モリエール『いやいやながら医者にされ』(鈴木力衛訳、岩波文庫、2008年新装版)です。
医者のふりをせざるを得なくなった男をとおして、当時の世相を風刺した小喜劇ですが、尾崎紅葉が翻案して、「恋の病」として、発表したと、文庫の解説にありました。

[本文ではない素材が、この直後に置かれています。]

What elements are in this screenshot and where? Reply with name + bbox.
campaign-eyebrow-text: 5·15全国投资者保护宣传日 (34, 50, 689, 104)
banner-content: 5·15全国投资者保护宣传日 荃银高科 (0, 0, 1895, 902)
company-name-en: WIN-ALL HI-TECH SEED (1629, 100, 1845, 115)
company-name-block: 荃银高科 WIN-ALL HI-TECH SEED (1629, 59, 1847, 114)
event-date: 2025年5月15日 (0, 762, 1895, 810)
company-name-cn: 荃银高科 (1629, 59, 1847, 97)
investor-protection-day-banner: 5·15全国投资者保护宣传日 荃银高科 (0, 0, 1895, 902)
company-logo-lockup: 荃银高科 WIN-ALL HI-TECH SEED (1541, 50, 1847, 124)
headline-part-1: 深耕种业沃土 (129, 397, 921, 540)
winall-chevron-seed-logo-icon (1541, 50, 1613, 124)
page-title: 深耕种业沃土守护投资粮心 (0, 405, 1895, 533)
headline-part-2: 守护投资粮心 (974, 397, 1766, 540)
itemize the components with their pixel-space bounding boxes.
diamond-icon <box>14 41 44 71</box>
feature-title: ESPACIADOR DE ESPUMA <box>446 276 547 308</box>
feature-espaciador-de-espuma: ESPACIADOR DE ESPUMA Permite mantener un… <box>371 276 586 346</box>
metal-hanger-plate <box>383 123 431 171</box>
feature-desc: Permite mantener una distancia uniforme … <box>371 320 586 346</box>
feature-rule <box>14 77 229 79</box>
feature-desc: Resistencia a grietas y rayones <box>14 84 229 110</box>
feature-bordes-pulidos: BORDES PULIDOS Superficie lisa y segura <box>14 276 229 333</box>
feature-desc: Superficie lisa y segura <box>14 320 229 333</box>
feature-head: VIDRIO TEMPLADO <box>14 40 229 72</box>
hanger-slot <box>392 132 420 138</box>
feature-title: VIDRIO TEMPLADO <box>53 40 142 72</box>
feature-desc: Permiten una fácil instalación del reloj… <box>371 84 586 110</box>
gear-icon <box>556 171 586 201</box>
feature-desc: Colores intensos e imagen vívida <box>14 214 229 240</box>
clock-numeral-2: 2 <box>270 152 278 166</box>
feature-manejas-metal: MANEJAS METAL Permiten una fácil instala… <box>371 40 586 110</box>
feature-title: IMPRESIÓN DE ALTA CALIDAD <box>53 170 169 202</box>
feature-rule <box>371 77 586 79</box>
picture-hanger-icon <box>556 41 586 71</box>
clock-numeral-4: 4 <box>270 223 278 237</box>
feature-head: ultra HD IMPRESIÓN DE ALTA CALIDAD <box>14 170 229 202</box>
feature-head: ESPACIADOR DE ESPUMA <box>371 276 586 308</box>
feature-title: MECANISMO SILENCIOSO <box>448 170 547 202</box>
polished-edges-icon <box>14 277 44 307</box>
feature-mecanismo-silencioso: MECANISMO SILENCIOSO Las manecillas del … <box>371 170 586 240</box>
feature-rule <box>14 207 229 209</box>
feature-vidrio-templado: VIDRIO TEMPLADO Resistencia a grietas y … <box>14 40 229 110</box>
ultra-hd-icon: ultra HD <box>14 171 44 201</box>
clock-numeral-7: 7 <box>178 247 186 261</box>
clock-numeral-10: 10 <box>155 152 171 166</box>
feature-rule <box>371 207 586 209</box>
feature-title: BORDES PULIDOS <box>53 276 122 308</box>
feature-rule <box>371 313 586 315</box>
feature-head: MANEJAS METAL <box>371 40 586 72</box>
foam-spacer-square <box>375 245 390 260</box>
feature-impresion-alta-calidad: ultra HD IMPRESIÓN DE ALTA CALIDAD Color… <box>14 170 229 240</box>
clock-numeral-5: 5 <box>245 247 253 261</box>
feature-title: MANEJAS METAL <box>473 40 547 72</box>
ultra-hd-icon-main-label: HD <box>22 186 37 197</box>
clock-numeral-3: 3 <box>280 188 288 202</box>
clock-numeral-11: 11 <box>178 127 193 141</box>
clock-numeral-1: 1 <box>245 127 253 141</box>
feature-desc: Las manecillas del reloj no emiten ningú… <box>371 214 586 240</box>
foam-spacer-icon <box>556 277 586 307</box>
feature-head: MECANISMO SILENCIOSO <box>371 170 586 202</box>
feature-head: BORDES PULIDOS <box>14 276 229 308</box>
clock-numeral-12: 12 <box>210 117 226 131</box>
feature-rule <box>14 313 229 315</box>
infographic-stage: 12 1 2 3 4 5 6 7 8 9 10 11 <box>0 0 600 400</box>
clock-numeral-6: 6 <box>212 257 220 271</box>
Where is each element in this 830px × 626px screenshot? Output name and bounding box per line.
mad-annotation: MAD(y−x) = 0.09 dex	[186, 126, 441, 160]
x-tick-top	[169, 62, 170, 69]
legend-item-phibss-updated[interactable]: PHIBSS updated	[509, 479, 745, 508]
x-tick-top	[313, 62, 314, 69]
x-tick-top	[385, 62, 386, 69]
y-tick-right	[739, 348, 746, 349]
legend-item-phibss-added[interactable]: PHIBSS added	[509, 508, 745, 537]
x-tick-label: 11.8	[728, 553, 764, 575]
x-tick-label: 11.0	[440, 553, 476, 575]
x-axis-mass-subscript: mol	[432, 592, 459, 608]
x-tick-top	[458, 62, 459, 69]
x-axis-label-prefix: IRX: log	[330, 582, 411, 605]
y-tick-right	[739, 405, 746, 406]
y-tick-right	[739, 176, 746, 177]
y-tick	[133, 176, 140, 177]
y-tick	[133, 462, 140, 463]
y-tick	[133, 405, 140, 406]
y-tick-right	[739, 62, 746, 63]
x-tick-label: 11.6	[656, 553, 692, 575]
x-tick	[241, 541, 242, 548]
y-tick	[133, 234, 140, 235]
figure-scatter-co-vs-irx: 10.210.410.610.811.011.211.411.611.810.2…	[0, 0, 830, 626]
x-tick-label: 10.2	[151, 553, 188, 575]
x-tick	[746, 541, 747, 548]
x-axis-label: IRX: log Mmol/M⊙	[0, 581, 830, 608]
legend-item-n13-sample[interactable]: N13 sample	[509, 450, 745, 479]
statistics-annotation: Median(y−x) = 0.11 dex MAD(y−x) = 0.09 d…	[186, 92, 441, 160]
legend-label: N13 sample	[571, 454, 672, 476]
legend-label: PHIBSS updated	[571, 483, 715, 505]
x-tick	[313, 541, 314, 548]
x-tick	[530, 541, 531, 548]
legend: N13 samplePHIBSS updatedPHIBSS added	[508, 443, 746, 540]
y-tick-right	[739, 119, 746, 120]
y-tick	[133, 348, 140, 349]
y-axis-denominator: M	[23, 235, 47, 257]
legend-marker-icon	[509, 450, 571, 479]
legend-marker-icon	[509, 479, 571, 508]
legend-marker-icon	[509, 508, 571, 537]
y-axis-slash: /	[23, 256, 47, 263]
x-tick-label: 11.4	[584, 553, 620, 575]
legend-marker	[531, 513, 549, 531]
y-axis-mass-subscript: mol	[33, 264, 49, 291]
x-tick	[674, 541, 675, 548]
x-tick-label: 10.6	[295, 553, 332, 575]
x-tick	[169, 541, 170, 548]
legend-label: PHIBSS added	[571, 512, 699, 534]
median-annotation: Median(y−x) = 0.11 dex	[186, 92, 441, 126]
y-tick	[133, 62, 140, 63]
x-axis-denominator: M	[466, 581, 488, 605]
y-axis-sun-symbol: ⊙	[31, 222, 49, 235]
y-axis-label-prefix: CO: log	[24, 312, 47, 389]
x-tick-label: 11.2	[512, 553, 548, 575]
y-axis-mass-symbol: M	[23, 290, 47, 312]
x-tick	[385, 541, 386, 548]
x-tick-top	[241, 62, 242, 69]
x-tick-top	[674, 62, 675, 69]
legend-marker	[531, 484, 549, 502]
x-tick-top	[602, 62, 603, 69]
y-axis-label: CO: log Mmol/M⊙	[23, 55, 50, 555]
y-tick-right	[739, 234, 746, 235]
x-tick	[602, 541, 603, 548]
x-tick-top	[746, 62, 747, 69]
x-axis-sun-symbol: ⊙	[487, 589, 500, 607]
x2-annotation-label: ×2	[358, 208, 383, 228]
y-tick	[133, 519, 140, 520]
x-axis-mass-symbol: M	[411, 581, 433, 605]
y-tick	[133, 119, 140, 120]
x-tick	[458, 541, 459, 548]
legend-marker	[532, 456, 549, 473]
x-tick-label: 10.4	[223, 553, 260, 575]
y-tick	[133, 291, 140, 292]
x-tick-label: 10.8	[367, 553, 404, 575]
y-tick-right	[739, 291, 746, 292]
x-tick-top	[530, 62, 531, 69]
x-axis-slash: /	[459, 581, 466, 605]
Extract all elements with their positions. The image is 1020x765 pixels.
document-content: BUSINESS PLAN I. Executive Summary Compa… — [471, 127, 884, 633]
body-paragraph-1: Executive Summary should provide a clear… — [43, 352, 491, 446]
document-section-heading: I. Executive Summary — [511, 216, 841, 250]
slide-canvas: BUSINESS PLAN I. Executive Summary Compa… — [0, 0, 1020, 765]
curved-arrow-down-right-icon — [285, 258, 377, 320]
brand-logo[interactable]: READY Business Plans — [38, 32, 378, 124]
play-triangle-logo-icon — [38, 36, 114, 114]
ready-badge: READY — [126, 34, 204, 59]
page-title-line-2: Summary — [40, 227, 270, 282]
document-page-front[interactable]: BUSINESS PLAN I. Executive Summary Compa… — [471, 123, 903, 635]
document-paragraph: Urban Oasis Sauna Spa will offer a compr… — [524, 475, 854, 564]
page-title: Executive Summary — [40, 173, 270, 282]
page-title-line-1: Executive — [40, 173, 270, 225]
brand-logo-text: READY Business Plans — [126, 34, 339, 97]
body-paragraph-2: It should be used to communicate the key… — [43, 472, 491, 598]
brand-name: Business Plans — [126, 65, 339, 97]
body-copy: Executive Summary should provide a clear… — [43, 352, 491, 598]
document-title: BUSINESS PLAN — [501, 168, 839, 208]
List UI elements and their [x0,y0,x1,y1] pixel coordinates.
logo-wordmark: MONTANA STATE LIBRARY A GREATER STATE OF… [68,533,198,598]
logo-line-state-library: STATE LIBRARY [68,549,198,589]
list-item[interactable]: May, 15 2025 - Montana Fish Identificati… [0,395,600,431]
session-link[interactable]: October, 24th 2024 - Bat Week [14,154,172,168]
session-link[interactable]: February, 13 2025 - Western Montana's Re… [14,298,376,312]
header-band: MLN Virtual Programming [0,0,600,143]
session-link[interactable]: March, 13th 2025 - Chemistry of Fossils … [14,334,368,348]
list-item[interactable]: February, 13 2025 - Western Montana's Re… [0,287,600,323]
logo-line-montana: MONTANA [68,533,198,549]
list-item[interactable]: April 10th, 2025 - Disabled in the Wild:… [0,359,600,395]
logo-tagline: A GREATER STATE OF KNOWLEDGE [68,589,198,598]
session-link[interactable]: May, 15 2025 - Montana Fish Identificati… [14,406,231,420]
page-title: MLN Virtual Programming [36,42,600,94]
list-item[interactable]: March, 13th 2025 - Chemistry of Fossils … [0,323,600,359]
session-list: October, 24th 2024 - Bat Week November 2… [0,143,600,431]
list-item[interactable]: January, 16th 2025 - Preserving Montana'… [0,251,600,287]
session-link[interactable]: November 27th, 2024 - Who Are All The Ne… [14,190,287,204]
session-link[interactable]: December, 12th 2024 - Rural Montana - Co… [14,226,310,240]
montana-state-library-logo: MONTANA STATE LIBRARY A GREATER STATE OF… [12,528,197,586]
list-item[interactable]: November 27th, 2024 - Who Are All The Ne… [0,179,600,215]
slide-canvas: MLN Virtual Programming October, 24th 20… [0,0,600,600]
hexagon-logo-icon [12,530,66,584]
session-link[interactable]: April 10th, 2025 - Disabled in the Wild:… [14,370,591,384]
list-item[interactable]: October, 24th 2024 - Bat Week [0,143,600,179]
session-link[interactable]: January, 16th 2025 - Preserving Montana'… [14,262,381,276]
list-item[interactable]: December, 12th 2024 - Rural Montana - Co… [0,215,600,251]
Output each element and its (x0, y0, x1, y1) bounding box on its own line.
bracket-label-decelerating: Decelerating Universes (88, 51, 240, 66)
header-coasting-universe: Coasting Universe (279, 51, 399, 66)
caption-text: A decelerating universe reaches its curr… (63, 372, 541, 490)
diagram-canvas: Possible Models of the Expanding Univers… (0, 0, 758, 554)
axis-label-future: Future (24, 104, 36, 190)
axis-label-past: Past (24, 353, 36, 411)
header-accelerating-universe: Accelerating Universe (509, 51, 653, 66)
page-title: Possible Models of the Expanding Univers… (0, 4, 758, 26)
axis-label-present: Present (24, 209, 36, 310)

岩波書店が『紅葉全集』を出したのは、いまから20年くらい前だったと思いますが、そこでわかったのは、紅葉はけっこう外国の作品を翻案して、自分の世界をつくっていたことです。たしか、〈森盈流〉(もり・えいる)という匿名で書いて、誰が書いたかを読者に当てさせるという企画もあったようです。紅葉と並び称された露伴にも、『運命』などの中国を題材にした作品は多くあります(翻案はしないでもとの名前をきちんと使っていますけれど)ので、やはり先行するものに影響を受けてはいるのでしょう。小説はやはり、それをささえる社会が、ある程度豊かにならないと生まれてこないものかもしれません。かれらの生きていた19世紀末は、まだまだの時期だったということでしょうか。

宮本徳蔵さんが亡くなったようです。大相撲の八百長発覚を知らずに往生されたのは、しあわせだったのかもしれません。